The switch of varietals here is interesting to see. Most coffee in Costa Rica is Caturra or Catuai, so it feels like a brave move. But also, if that is suited for a higher altitude then it is sensible to switch, and Brazil of course has done a lot of work towards this. Pablo also grew his own seedlings. CoopeAgri have a program funded in part by the FT premium that helps producers to get new seedlings to renovate their crops. Plants are provided free for 4 years with free transportation too to smooth the path to the fields. There is a coffee school for training, and they have invested in new land to expand their mill.  

The wet mill provides yet more Costa Rican innovation. Pulp is siphoned off from the mill and sent directly in to a factory where it produces a high antioxidant drink. It can also be formulated in to moisturiser and other beauty products, and finally a liquid and solid fertiliser too. There is no waste here! The solid fertiliser itself requires a long time to break down as every last bit of juice has been extracted.  

So what impression of the country does this leave us with, and where are things heading?
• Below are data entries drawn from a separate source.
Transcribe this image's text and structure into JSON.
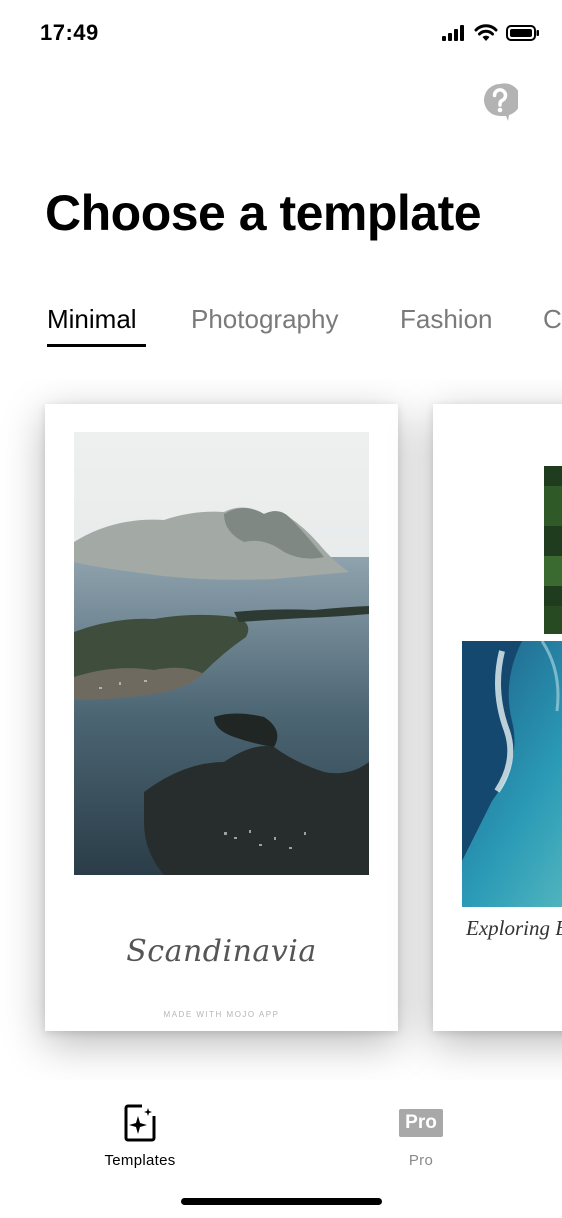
{
  "status_bar": {
    "time": "17:49"
  },
  "header": {
    "title": "Choose a template"
  },
  "tabs": [
    {
      "label": "Minimal",
      "active": true
    },
    {
      "label": "Photography",
      "active": false
    },
    {
      "label": "Fashion",
      "active": false
    },
    {
      "label": "C",
      "active": false
    }
  ],
  "templates": [
    {
      "caption": "Scandinavia",
      "watermark": "MADE WITH MOJO APP"
    },
    {
      "caption": "Exploring Bi"
    }
  ],
  "bottom_nav": {
    "templates_label": "Templates",
    "pro_label": "Pro",
    "pro_badge": "Pro"
  },
  "icons": {
    "help": "help-icon",
    "templates": "templates-icon",
    "pro": "pro-icon"
  },
  "colors": {
    "active_text": "#000000",
    "inactive_text": "#7a7a7a",
    "pro_badge_bg": "#a8a8a8"
  }
}
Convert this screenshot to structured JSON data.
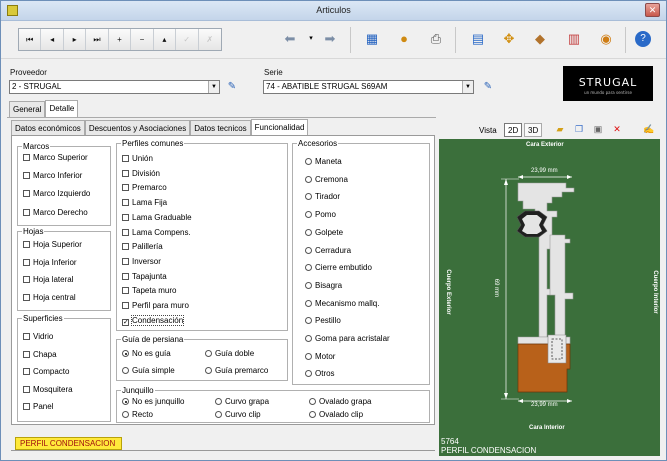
{
  "window": {
    "title": "Articulos"
  },
  "toolbar": {
    "nav": [
      {
        "name": "first-record-button",
        "glyph": "⏮",
        "enabled": true
      },
      {
        "name": "prev-record-button",
        "glyph": "◂",
        "enabled": true
      },
      {
        "name": "next-record-button",
        "glyph": "▸",
        "enabled": true
      },
      {
        "name": "last-record-button",
        "glyph": "⏭",
        "enabled": true
      },
      {
        "name": "add-record-button",
        "glyph": "+",
        "enabled": true
      },
      {
        "name": "delete-record-button",
        "glyph": "−",
        "enabled": true
      },
      {
        "name": "up-button",
        "glyph": "▴",
        "enabled": true
      },
      {
        "name": "confirm-button",
        "glyph": "✓",
        "enabled": false
      },
      {
        "name": "cancel-button",
        "glyph": "✗",
        "enabled": false
      }
    ]
  },
  "proveedor": {
    "label": "Proveedor",
    "value": "2 - STRUGAL"
  },
  "serie": {
    "label": "Serie",
    "value": "74 - ABATIBLE STRUGAL S69AM"
  },
  "logo": {
    "text": "STRUGAL",
    "tagline": "un mundo para sentirse"
  },
  "tabs": [
    {
      "label": "General",
      "selected": false
    },
    {
      "label": "Detalle",
      "selected": true
    }
  ],
  "subtabs": [
    {
      "label": "Datos económicos",
      "selected": false
    },
    {
      "label": "Descuentos y Asociaciones",
      "selected": false
    },
    {
      "label": "Datos tecnicos",
      "selected": false
    },
    {
      "label": "Funcionalidad",
      "selected": true
    }
  ],
  "groups": {
    "marcos": {
      "title": "Marcos",
      "items": [
        "Marco Superior",
        "Marco Inferior",
        "Marco Izquierdo",
        "Marco Derecho"
      ]
    },
    "hojas": {
      "title": "Hojas",
      "items": [
        "Hoja Superior",
        "Hoja Inferior",
        "Hoja lateral",
        "Hoja central"
      ]
    },
    "superficies": {
      "title": "Superficies",
      "items": [
        "Vidrio",
        "Chapa",
        "Compacto",
        "Mosquitera",
        "Panel"
      ]
    },
    "perfiles": {
      "title": "Perfiles comunes",
      "items": [
        "Unión",
        "División",
        "Premarco",
        "Lama Fija",
        "Lama Graduable",
        "Lama Compens.",
        "Palillería",
        "Inversor",
        "Tapajunta",
        "Tapeta muro",
        "Perfil para muro",
        "Condensación"
      ],
      "checked_index": 11
    },
    "accesorios": {
      "title": "Accesorios",
      "items": [
        "Maneta",
        "Cremona",
        "Tirador",
        "Pomo",
        "Golpete",
        "Cerradura",
        "Cierre embutido",
        "Bisagra",
        "Mecanismo mallq.",
        "Pestillo",
        "Goma para acristalar",
        "Motor",
        "Otros"
      ]
    },
    "guia": {
      "title": "Guía de persiana",
      "options": [
        "No es guía",
        "Guía doble",
        "Guía simple",
        "Guía premarco"
      ],
      "selected_index": 0
    },
    "junquillo": {
      "title": "Junquillo",
      "options": [
        "No es junquillo",
        "Curvo grapa",
        "Ovalado grapa",
        "Recto",
        "Curvo clip",
        "Ovalado clip"
      ],
      "selected_index": 0
    }
  },
  "viewer": {
    "vista_label": "Vista",
    "btn_2d": "2D",
    "btn_3d": "3D",
    "cara_exterior": "Cara Exterior",
    "cara_interior": "Cara Interior",
    "cuerpo_exterior": "Cuerpo Exterior",
    "cuerpo_interior": "Cuerpo Interior",
    "dim_top": "23,99 mm",
    "dim_bottom": "23,99 mm",
    "dim_height": "69 mm",
    "code": "5764",
    "name": "PERFIL CONDENSACION",
    "background": "#3b6f3b",
    "profile_color": "#b8611a"
  },
  "bottom_tab": {
    "label": "PERFIL CONDENSACION"
  }
}
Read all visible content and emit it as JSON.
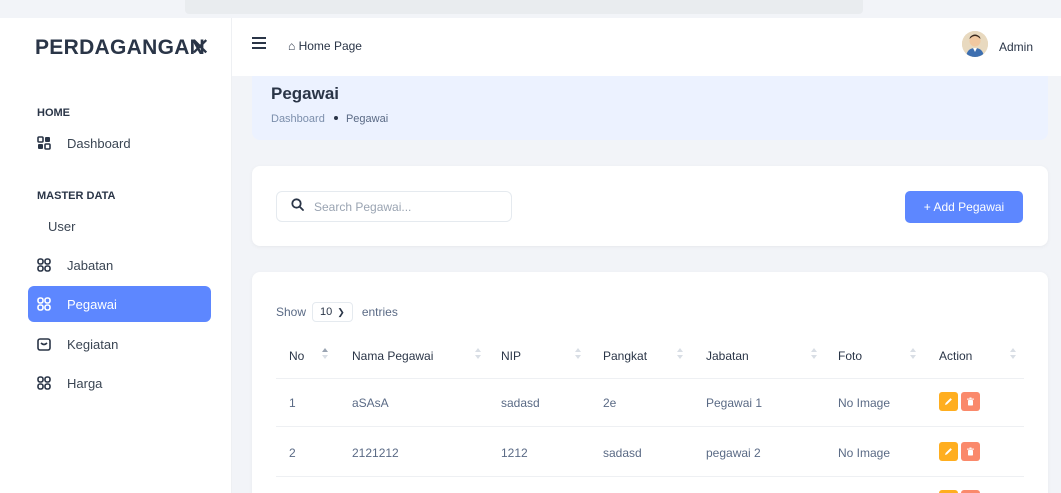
{
  "sidebar": {
    "brand": "PERDAGANGAN",
    "close_icon": "close-icon",
    "sections": {
      "home": "HOME",
      "master": "MASTER DATA"
    },
    "items": [
      {
        "label": "Dashboard",
        "icon": "grid-icon",
        "active": false
      },
      {
        "label": "User",
        "icon": "",
        "active": false
      },
      {
        "label": "Jabatan",
        "icon": "grid-icon",
        "active": false
      },
      {
        "label": "Pegawai",
        "icon": "grid-icon",
        "active": true
      },
      {
        "label": "Kegiatan",
        "icon": "calendar-icon",
        "active": false
      },
      {
        "label": "Harga",
        "icon": "grid-icon",
        "active": false
      }
    ]
  },
  "header": {
    "menu_icon": "hamburger-icon",
    "home_link": "Home Page",
    "home_icon": "home-icon",
    "user_name": "Admin"
  },
  "banner": {
    "title": "Pegawai",
    "breadcrumb": [
      "Dashboard",
      "Pegawai"
    ]
  },
  "toolbar": {
    "search_placeholder": "Search Pegawai...",
    "add_label": "+ Add Pegawai"
  },
  "table": {
    "show_label": "Show",
    "entries_value": "10",
    "entries_label": "entries",
    "columns": [
      "No",
      "Nama Pegawai",
      "NIP",
      "Pangkat",
      "Jabatan",
      "Foto",
      "Action"
    ],
    "rows": [
      {
        "no": "1",
        "nama": "aSAsA",
        "nip": "sadasd",
        "pangkat": "2e",
        "jabatan": "Pegawai 1",
        "foto": "No Image"
      },
      {
        "no": "2",
        "nama": "2121212",
        "nip": "1212",
        "pangkat": "sadasd",
        "jabatan": "pegawai 2",
        "foto": "No Image"
      }
    ]
  },
  "colors": {
    "primary": "#5d87ff",
    "warning": "#ffae1f",
    "danger": "#fa896b",
    "banner": "#ecf2ff"
  }
}
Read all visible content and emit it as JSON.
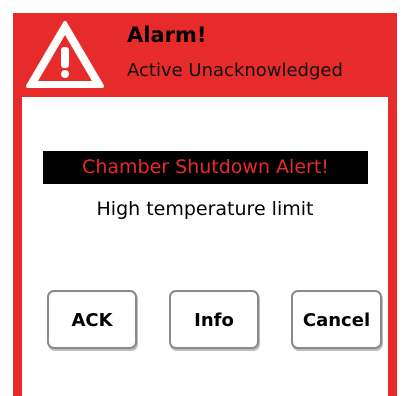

Most interesting for me it really feels like a maturation of the speciality scene.  

The focus is less on more is more and is tackling a less-but-better approach to whatever the passion is. Cordillera, Chumeca and Asoproaa this would be processing perfection. CoopeTarrazu, CoopeDota and CoopeAgri strong sustainability but with differing pillars and approaches to innovation and product mix to get there.  All have an eye on the numbers as we all do, but once again it feels like if you want to know where speciality coffee is headed, look to Costa Rica.